Oh, for all those who are baffled of what I’m saying here and who the heck I am, my name is
Christine Faye Ordas, and I am an alumnus of Hogwarts. I came from the bronze-and-blue-clad house of the smart ass witch Rowena Ravenclaw and her dictum
“Wit beyond measure is a man’s greatest treasure.” And yes, I know the wonderful Luna Lovegood (she’s such a darling) and Harry Potter’s first crush Cho Chang. I had just left Hogwarts last May. Right now I am trying to pursue a career in magical researches, literature and writing. It’s my dream to inscribe intellectual books, publish and sell them in
Flourish and Blotts for the future Hogwarts students’ use. I am also planning to credibly write for the
Daily Prophet, the magical world’s primary news bulletin. And of course, I will be very much honored to contribute to Mr.
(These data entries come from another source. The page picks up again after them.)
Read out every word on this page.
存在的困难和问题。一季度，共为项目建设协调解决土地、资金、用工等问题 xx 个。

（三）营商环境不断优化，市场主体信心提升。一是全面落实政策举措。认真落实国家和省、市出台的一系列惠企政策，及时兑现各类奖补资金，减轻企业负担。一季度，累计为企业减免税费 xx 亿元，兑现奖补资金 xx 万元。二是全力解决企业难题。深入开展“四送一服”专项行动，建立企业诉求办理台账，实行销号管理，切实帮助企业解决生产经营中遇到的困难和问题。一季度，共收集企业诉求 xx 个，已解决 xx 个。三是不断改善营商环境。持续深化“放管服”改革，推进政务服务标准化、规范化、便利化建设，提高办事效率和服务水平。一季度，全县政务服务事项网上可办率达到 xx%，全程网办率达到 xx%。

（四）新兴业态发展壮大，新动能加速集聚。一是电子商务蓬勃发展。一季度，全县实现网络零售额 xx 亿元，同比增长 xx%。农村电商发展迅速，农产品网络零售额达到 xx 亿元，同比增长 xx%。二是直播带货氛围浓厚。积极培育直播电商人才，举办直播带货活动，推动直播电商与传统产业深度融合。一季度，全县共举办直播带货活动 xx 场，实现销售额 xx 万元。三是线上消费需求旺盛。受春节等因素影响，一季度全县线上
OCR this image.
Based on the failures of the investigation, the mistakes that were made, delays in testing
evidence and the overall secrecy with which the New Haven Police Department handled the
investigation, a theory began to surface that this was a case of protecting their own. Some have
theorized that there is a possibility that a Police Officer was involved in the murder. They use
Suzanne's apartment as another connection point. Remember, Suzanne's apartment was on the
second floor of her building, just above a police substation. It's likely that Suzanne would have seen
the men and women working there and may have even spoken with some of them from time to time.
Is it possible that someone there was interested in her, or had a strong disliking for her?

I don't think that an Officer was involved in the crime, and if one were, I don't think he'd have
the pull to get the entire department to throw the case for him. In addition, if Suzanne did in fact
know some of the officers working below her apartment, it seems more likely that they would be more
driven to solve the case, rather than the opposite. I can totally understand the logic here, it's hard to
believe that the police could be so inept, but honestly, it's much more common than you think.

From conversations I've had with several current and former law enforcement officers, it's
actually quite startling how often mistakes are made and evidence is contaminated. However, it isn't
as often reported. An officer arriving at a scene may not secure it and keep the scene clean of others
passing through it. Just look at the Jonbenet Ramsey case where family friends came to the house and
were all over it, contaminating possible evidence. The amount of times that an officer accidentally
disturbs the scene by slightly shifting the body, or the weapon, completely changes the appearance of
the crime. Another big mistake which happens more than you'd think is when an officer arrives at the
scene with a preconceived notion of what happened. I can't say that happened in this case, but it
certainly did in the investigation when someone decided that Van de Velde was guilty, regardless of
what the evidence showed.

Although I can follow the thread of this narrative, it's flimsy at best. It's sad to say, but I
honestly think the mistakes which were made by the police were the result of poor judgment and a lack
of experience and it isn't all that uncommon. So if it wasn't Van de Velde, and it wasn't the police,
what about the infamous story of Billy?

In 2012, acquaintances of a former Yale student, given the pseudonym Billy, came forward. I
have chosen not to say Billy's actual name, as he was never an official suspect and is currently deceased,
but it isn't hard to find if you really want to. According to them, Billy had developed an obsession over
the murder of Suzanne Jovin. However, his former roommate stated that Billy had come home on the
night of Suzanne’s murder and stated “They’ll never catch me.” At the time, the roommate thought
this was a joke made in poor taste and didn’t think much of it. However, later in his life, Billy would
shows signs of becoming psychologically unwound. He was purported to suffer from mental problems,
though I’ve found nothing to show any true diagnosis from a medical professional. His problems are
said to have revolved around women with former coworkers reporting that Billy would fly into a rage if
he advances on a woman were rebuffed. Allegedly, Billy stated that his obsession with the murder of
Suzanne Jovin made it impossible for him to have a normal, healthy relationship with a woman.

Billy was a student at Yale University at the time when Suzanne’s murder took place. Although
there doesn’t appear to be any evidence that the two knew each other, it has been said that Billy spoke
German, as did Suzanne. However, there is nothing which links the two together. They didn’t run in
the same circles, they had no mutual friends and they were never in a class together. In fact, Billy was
Xenophilius Lovegood’s
Quibbler (hence, my interest in magical researches). I have always found the Lovegoods a fascinating family, and I bet working with and for them will be very exciting. Or maybe, in Merlin’s beard’s time, I can write legends and bedtime stories like the famous – and wickedly brilliant – Beedle the Bard.
And that’s how my life goes these days. I am utterly missing my old school, my friends, the Great Hall, the bronze eagle knocker just outside the Ravenclaw common room, Professor Flitwick (the head of our house), Hogsmeade, the Quidditch matches (although I didn’t actually play for the house), the moving portraits, the castle ghosts, the pumpkins on Halloween, the giant pine trees on Christmas, Rubeus Hagrid’s (Hogwarts’ gamekeeper) tea and treacle fudge – even the crabby Argus Filch (Hogwarts’ caretaker) I miss. Maybe I can visit the school grounds sometimes and see how the magical world’s been doing since Voldemort died (I’ve been spending my months in the muggle world, you see). I’ve heard everybody’s been moving on and starting all over again; the ministry is back on work under Kingsley Shacklebolt; and Harry Potter’s scar haven’t been disturbing him since.
All is well, indeed.
And because of that, we should celebrate and drink firewhisky! Oh, I still don’t drink firewhisky; I can take butterbeer or tea or pumpkin juice – just not firewhisky, please.